El coronel sonrió, estrechándole la mano.

—Hasta ahora, sí.

A unos cien metros, rígidos como postes, los capitanes Arias y Sandoval miraban en dirección a Teruel.

—Siempre delante —dijo el coronel Muñoz, señalándolos con la barbilla—. No quiero tenerlos a mi espalda ni un segundo.

—Yo tampoco —rubricó el comandante Campos.

—Lo más probable es que intenten pasarse.

—Les he puesto unos centinelas que no los querría para mí.

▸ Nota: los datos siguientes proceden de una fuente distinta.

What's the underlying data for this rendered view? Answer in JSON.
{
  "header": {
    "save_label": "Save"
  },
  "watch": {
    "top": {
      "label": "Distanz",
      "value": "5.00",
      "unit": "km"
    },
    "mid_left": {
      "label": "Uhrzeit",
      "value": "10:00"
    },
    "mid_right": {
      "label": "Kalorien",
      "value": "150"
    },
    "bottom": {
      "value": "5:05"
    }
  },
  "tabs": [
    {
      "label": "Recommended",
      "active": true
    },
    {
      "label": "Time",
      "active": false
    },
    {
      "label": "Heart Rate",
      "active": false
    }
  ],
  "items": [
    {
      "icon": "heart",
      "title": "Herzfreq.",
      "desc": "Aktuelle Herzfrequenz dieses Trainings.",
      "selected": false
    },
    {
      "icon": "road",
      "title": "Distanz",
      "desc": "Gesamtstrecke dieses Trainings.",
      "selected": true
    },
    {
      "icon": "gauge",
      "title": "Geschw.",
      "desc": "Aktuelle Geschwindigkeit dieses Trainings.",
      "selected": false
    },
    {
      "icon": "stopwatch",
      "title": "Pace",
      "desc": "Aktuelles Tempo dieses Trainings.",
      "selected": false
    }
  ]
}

En un montículo situado a la izquierda de la herradura, protegidos con cascos y camuflados con ramaje verde, esperaban ansiosos el inicio de la batalla Axelrod, Cosme Vila y Gorki. Cosme Vila, decidido a liberarse del complejo que le crearon David y Olga con su visita al frente de Belchite, aprovechó la operación de Teruel para ausentarse de Gerona y ver otro cielo y respirar Otro aire. Al pronto, la diablura le sentaba de maravilla y miraba por doquier como si aquellos oteros y aquellos puebluchos hubiesen sido recién creados, exclusivamente para él. Axelrod le decía: «Cuando se levante el telón, será cuestión de no desmayarse». Gorki, el aragonés Gorki, informaba a sus jefes sobre la alta meseta turolense, al páramo que quedaba a su espalda, en el que silbaba el viento y en el que crecían el tomillo, el romero y el espliego. «Algún día habrá que convertir todo esto en tierra de regadío y poblarlo de árboles de Navidad.» ¿Por qué había dicho de Navidad? Fue sin darse cuenta. La fecha estaba próxima y además Gorki sabía que a Axelrod le gustaban mucho los abetos.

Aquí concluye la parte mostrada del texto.